Increases in alcohol taxation and reinstatement of the alcohol ‘duty escalator’, both of which are powers reserved to Westminster, have been resisted by UK governments in recent years. SHAAP is calling for action to ensure that these policies are updated and implemented.

The new WHO report also emphasises the need for investment in effective alcohol treatment services.

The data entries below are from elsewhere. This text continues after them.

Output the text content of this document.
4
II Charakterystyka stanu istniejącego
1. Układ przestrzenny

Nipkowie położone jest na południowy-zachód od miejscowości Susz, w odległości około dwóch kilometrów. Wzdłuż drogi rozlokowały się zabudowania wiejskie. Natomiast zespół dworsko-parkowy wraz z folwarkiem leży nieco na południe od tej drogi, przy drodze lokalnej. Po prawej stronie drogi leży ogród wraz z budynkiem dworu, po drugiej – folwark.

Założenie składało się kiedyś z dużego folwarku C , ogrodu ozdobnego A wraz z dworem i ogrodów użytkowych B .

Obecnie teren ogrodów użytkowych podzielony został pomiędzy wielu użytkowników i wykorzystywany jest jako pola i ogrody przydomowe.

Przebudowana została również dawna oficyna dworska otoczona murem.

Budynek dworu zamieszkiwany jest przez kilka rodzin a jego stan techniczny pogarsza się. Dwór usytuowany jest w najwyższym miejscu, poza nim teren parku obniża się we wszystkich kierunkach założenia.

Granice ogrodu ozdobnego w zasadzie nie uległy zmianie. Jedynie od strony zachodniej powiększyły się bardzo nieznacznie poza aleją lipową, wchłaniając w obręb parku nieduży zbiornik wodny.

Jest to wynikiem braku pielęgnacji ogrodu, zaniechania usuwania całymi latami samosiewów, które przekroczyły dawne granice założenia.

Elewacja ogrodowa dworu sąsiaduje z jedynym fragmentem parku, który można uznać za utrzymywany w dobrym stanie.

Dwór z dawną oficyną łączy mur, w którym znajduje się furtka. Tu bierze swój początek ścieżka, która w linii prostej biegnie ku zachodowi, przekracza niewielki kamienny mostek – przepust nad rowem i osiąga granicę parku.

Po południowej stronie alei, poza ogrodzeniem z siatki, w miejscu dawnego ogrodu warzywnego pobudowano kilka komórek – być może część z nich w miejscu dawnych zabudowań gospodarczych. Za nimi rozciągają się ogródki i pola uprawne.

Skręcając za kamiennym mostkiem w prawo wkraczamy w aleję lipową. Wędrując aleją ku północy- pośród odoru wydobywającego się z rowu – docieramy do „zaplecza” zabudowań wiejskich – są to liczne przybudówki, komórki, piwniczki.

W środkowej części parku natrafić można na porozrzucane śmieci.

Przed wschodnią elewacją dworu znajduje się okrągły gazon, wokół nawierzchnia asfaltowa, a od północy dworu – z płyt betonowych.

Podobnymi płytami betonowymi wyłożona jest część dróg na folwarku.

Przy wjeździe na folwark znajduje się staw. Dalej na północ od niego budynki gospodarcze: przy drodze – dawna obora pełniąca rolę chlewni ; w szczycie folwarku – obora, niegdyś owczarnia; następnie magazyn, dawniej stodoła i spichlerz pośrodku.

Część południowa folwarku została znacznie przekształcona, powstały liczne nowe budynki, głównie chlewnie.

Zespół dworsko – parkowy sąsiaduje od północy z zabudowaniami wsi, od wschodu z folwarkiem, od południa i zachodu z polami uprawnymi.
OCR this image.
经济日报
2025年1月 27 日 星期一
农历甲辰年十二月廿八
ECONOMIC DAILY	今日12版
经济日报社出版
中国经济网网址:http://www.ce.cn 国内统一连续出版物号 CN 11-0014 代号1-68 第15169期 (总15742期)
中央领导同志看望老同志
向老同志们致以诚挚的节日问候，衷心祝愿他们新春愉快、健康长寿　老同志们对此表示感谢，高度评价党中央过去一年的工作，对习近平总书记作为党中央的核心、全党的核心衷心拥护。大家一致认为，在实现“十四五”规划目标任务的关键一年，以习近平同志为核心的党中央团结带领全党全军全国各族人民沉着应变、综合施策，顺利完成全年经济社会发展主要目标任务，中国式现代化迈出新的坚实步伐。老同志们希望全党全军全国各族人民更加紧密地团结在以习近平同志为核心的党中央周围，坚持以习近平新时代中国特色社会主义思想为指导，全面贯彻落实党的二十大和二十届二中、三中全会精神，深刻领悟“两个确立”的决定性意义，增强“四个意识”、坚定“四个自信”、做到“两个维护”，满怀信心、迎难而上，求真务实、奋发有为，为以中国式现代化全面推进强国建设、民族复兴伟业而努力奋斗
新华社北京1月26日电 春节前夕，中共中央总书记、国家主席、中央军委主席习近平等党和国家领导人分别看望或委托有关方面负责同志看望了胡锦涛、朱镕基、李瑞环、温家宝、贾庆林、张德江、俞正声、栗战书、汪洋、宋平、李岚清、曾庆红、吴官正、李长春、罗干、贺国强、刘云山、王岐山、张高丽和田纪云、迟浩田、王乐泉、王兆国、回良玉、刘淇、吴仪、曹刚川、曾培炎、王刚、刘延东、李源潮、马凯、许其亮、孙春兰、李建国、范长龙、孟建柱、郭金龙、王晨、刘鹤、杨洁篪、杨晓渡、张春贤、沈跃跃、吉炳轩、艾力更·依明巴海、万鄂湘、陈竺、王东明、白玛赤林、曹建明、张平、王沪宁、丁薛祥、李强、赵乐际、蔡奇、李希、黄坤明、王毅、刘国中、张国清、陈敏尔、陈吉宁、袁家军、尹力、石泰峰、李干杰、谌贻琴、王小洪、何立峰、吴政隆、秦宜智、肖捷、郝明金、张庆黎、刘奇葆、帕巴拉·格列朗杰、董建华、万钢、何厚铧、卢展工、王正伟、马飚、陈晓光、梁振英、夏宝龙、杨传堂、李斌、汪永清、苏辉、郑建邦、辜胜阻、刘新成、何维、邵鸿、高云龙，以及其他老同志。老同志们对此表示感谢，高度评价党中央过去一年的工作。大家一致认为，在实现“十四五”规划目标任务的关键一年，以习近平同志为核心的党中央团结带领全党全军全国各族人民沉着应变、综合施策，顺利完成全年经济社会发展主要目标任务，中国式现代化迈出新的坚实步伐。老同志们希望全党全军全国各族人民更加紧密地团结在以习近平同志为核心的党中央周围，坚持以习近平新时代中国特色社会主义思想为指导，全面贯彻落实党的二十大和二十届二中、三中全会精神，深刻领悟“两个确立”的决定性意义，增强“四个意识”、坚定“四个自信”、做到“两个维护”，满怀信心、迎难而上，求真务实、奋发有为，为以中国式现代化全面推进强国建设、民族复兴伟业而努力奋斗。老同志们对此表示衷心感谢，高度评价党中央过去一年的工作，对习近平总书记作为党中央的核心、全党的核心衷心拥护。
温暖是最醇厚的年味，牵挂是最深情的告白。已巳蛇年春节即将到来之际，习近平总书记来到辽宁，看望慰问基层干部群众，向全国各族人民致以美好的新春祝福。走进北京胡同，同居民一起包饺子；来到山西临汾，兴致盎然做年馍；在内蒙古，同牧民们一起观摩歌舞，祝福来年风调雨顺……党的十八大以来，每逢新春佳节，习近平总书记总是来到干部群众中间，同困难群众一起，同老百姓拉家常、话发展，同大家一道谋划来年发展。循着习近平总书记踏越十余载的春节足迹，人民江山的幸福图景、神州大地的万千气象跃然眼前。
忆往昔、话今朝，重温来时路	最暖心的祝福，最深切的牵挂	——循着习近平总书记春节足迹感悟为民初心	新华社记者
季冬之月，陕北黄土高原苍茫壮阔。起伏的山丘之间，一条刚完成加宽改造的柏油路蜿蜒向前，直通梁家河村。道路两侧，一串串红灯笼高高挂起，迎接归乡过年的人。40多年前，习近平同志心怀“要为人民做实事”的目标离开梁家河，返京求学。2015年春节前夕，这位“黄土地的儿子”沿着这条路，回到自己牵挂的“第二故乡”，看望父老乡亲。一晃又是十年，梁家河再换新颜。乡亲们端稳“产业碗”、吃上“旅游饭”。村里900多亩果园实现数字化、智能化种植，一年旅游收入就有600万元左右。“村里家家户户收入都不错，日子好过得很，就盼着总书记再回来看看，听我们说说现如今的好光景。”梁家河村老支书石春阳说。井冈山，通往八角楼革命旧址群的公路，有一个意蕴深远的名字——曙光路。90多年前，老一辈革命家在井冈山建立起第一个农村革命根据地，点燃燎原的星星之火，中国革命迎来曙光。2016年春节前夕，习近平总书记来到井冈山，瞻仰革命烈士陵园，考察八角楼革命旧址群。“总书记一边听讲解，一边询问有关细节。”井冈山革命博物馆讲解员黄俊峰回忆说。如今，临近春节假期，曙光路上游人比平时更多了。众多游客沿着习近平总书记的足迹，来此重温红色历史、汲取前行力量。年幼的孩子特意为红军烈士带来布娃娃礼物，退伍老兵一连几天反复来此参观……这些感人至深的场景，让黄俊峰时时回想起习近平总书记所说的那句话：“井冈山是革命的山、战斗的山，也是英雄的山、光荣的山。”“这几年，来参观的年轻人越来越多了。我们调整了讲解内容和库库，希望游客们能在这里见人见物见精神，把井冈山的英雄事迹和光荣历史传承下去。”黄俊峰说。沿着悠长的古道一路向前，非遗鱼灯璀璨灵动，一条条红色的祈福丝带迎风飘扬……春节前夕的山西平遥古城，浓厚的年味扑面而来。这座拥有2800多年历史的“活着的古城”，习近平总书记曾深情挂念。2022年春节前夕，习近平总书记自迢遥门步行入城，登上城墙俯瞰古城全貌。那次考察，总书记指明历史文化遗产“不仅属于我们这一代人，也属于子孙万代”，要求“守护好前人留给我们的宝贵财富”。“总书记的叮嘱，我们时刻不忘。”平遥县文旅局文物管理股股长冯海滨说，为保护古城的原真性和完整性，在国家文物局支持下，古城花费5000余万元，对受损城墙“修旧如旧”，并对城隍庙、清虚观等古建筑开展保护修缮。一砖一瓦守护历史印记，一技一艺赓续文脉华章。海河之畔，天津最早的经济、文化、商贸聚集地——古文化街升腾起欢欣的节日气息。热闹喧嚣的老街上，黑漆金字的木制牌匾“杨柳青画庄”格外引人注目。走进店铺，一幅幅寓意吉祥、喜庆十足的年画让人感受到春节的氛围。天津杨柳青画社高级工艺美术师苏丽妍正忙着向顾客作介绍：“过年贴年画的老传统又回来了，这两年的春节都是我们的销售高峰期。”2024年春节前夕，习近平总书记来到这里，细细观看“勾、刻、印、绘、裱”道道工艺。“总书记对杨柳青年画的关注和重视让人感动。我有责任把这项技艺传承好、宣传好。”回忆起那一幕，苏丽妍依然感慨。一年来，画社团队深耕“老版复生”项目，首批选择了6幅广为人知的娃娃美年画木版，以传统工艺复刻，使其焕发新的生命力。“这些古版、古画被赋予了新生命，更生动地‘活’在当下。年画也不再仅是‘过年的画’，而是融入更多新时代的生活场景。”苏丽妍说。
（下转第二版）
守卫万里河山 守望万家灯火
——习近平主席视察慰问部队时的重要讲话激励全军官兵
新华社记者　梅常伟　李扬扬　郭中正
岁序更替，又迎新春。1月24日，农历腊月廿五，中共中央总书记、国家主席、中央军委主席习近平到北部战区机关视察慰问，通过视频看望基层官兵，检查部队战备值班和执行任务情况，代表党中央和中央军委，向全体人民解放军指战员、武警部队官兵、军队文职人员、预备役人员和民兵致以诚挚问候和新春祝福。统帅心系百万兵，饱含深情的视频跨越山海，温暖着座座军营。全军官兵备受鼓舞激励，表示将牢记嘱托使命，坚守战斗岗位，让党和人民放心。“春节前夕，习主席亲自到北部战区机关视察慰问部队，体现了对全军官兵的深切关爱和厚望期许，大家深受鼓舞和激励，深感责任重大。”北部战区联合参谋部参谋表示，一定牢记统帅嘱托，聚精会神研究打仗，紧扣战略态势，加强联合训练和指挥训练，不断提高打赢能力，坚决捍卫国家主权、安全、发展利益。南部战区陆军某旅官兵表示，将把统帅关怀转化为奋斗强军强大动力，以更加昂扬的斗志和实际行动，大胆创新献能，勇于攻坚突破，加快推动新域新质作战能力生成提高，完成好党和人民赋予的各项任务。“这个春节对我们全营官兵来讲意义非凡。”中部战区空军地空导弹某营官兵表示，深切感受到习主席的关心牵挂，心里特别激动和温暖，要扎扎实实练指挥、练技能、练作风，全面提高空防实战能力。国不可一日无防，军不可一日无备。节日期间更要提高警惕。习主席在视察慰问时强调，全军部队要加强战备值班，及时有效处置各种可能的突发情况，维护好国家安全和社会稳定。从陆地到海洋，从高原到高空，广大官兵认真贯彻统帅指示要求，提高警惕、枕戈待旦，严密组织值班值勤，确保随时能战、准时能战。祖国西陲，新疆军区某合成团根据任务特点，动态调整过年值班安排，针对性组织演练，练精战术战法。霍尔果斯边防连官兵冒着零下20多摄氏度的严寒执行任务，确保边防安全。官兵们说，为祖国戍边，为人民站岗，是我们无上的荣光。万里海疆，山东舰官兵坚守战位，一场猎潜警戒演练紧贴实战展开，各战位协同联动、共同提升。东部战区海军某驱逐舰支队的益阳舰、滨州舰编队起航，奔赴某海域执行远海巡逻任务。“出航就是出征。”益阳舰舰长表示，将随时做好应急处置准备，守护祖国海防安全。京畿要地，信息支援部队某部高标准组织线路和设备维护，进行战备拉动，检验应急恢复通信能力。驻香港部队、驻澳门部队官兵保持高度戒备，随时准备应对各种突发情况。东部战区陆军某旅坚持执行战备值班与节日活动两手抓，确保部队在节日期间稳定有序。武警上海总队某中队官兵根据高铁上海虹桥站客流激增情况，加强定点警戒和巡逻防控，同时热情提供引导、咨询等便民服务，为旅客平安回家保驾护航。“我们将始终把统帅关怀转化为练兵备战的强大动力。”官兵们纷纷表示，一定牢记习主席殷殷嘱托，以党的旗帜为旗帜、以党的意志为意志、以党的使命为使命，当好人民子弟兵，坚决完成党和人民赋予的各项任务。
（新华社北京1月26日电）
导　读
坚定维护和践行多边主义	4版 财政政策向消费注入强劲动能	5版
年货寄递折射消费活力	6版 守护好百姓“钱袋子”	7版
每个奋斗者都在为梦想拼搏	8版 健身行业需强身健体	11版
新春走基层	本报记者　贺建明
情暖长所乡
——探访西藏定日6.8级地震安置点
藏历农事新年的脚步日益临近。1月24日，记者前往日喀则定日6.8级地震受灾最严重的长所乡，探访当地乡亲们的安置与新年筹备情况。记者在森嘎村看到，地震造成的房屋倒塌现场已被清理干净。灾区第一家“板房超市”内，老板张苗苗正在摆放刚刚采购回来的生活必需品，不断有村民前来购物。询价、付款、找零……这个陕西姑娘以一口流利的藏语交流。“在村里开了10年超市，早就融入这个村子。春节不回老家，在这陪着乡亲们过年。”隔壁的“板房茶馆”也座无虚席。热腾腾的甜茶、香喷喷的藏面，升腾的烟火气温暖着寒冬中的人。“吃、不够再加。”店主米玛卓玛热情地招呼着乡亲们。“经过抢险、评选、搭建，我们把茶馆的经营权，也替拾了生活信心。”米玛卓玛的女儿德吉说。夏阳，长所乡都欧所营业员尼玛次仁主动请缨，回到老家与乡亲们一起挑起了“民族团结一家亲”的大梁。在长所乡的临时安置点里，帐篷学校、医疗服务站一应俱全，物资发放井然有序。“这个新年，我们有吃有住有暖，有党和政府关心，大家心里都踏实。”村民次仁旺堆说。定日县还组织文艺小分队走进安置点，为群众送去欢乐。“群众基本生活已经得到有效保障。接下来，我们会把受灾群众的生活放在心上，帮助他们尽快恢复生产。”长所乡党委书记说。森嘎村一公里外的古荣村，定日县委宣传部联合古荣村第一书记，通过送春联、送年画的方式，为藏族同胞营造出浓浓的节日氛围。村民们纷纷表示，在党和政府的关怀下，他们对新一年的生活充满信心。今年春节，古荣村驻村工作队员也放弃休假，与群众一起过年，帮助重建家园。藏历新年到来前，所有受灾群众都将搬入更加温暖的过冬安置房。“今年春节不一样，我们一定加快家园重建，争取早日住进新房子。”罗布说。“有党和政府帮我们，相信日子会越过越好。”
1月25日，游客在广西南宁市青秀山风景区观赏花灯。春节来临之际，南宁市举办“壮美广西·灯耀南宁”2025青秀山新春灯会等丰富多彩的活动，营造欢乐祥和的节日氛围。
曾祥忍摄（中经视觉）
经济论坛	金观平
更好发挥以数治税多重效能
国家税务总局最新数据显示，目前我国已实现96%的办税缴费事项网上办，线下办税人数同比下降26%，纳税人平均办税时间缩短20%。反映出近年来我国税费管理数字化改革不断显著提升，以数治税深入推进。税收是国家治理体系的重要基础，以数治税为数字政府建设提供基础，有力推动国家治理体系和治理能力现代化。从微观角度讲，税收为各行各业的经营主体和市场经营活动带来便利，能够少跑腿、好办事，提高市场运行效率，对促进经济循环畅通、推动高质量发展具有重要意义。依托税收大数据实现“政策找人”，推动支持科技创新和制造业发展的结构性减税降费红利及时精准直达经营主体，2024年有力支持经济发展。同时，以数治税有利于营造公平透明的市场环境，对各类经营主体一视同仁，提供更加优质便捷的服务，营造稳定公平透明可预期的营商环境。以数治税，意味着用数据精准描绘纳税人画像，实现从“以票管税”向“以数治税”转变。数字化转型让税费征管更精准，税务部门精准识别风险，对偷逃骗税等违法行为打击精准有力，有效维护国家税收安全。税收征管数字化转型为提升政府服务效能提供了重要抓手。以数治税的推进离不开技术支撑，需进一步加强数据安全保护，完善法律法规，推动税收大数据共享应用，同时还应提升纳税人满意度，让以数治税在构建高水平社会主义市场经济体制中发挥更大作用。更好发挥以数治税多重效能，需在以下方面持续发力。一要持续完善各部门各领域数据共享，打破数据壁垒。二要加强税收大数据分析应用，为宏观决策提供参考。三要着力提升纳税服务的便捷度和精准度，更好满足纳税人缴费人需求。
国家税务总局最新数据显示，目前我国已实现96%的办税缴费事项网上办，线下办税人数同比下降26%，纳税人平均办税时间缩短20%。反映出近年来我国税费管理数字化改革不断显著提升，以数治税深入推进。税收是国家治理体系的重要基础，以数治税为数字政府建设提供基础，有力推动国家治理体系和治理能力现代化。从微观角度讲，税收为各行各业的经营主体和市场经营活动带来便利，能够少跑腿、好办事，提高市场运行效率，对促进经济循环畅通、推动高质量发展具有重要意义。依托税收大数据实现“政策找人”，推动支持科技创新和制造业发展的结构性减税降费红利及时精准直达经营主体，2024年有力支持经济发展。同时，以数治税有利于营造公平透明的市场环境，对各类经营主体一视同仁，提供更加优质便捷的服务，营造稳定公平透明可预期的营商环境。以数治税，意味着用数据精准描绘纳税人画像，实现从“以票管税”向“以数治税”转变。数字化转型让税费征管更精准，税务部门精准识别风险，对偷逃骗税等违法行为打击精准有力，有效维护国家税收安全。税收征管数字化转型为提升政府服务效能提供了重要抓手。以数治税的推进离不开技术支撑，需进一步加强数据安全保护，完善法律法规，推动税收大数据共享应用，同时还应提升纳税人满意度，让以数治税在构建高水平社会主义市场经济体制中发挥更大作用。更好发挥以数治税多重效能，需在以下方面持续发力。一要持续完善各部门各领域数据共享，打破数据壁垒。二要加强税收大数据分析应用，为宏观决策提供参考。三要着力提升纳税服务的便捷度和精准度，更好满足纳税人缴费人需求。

Dr Peter Rice, Chair of SHAAP, who contributed to the report, said:
“SHAAP first proposed MUP in 2007 because our members were seeing the harm from cheap alcohol on a daily basis, and deaths from alcohol had more than doubled from the mid-1990s. Although we’ve had reductions in alcohol-related harms over recent years and we have had encouraging signs of impacts from the implementation of MUP in 2018, there is no room for complacency.

“It’s difficult to know at the moment what the long term impact of COVID-19 will be on people’s drinking behaviours. Whatever the case, we must not lose ground in the gains that we’ve made in regulating alcohol in Scotland. This new WHO report provides us with evidence to continue to argue for evidence-based pricing policies, including MUP, supported by other measures, including implementing effective measures to limit alcohol availability and marketing.

“Importantly for us as health professionals, WHO also makes clear that we need investment in specialist alcohol treatment services to support recovery. We will be making that point very strongly in the coming months and years.”

Dr Eric Carlin, Director of SHAAP, welcomed the new report, saying:

“The new WHO Europe report on pricing underlines the strong evidence for MUP as an effective measure for reducing alcohol related harm, encouraged by and paying attention to evidence from Scotland and more recently Wales, who are the only two countries who have implemented MUP across all alcohol products.

“The COVID-19 crisis has unearthed the huge inequalities that we have in Scotland. Alcohol kills far more poor people than well-off and this will continue once we are past this immediate crisis.

“Since 2014, SHAAP has expressed regret about the UK Government’s dropping of the alcohol ‘duty escalator’ system. Business interests have consistently lobbied against this and other evidence-based measures.

“As we look to the future, as well as supporting an evidence-based review of the Scottish Government’s MUP level, we will be calling on the UK Government to listen to WHO, to prioritise reducing unnecessary deaths and harms from alcohol by implementing a specific tax system tied to alcohol content for all products and linked to inflation.”